13. A method for producing a plurality of solid phase reagents for use in the analysis of a plurality of biological samples for the determination of antibodies with an affinity for predetermined antigens of a virus which is present in a host cell, characterized in that it the following stages:

• a) lysing the host cell and the virus to form a lysate,
• b) individual isolation of the predetermined antigens from the lysate,
• c) diluting the isolated antigens in buffer solutions to form a large number of stock solutions, each of which contains one of the isolated antigens in a predetermined concentration,
• d) applying predetermined amounts of the stock solutions to predetermined areas on a solid phase support in order to bind the antigens therein in predetermined densities in a predetermined spatial pattern and
• e) blocking the unbound areas on the support to substantially prevent non-specific binding.
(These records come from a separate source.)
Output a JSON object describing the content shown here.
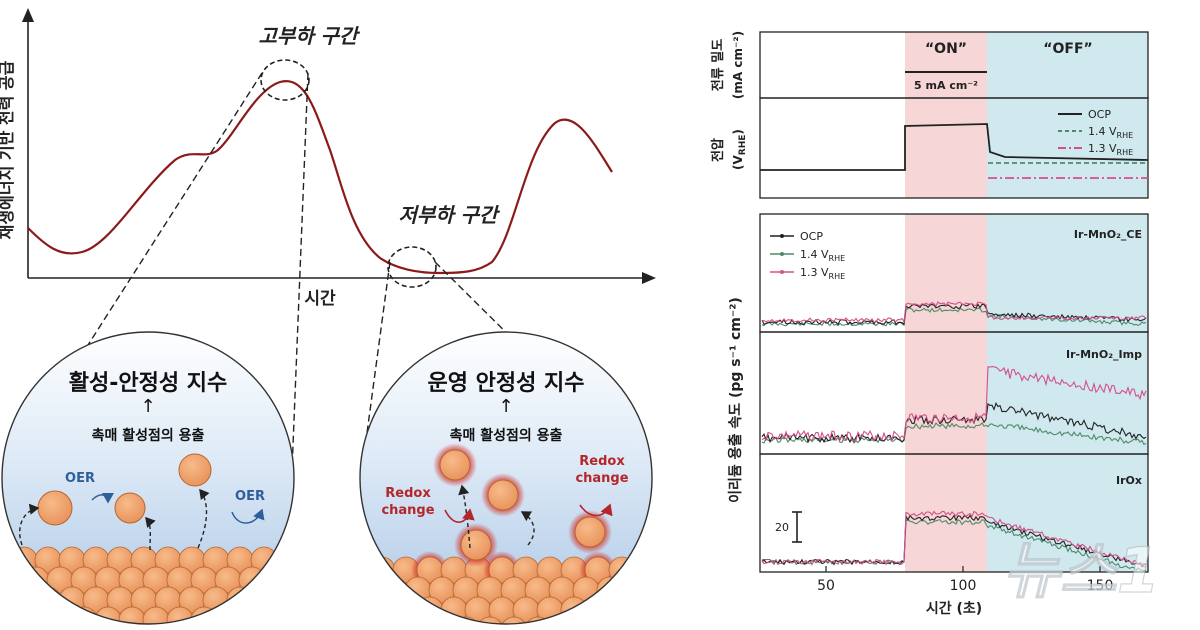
{
  "left": {
    "y_axis_label": "재생에너지 기반 전력 공급",
    "x_axis_label": "시간",
    "high_label": "고부하 구간",
    "low_label": "저부하 구간",
    "circle_left": {
      "title": "활성-안정성 지수",
      "arrow": "↑",
      "subtitle": "촉매 활성점의 용출",
      "oer_1": "OER",
      "oer_2": "OER"
    },
    "circle_right": {
      "title": "운영 안정성 지수",
      "arrow": "↑",
      "subtitle": "촉매 활성점의 용출",
      "redox_1_line1": "Redox",
      "redox_1_line2": "change",
      "redox_2_line1": "Redox",
      "redox_2_line2": "change"
    },
    "colors": {
      "curve": "#8b1a1a",
      "particle": "#f0a36b",
      "particle_edge": "#b8652e",
      "glow": "#d2332b",
      "oer": "#2f5f9a",
      "redox": "#b5262b"
    }
  },
  "right": {
    "zone_on": "“ON”",
    "zone_off": "“OFF”",
    "scale_label": "5 mA cm⁻²",
    "panel1_ylabel_l1": "전류 밀도",
    "panel1_ylabel_l2": "(mA cm⁻²)",
    "panel2_ylabel_l1": "전압",
    "panel2_ylabel_l2": "(V",
    "panel2_ylabel_sub": "RHE",
    "panel2_ylabel_end": ")",
    "panel2_legend": [
      "OCP",
      "1.4 V",
      "1.3 V"
    ],
    "legend_sub": "RHE",
    "lower_ylabel": "이리듐 용출 속도 (pg s⁻¹ cm⁻²)",
    "panel3_legend": [
      "OCP",
      "1.4 V",
      "1.3 V"
    ],
    "panel3_name": "Ir-MnO₂_CE",
    "panel4_name": "Ir-MnO₂_Imp",
    "panel5_name": "IrOx",
    "scale_bar_value": "20",
    "x_ticks": [
      "50",
      "100",
      "150"
    ],
    "x_axis_label": "시간 (초)",
    "colors": {
      "on_bg": "#f6d6d6",
      "off_bg": "#cfe9ee",
      "ocp": "#222222",
      "v14": "#4e8a68",
      "v13": "#d4508a"
    }
  },
  "watermark": "뉴스1"
}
14. Solid phase reagent for a biochemical binding Assay characterized by a variety of biochemical Binding species attached to a solid phase support in discre areas of the same in predetermined densities are bound as it is according to the method according to one of the Claims 1 to 13 is available. 15. Assay kit, characterized by a variety of Solid phase reagents, as described by the method according to An Proverb 12 are available, each comprising a lot number of biochemical binding species involved in a festival phase carriers in discrete areas in predetermined areas Densities are bound.   16. Assay kit according to claim 15, characterized in that that it also comprises a conjugate of (a) a receptor with an affinity for all binding agents and (b) one Marking agent that emit a detectable signal can. 17. Assay kit according to claim 16, characterized in that that the marker is a component a two-component signal generation system that the assay kit also contains the remaining component of the Two component signal generation system. 18. Assay kit characterized by a variety of Fest obtainable by the method of claim 13 phase reagents, each comprising a variety of Virus antigens attached to a solid phase support in dis cret areas are bound in predetermined densities. 19. Assay kit according to claim 18, characterized in that that it also comprises a conjugate of (a) a receptor with an affinity for antibodies to the virus Antigens and (b) a marker that is an after can give a signal that can be indicated. 20. Assay kit according to claim 19, characterized in that that the receptor is anti-human IgG. 21. Assay kit according to claim 19 or 20, characterized records that the marker is a Component of a two-component signal generation system and that the assay kit is also a solution of remaining component of the two-component signal generation systems includes. 22. Assay kit according to one of claims 19 to 21, characterized  characterized in that the receptor is anti Human IgG and that the label medium around a component of a two-component signal generation system and that the assay kit also a solution to the remaining component of the two-component Signal generation system as well as a non-human protein containing washing solution.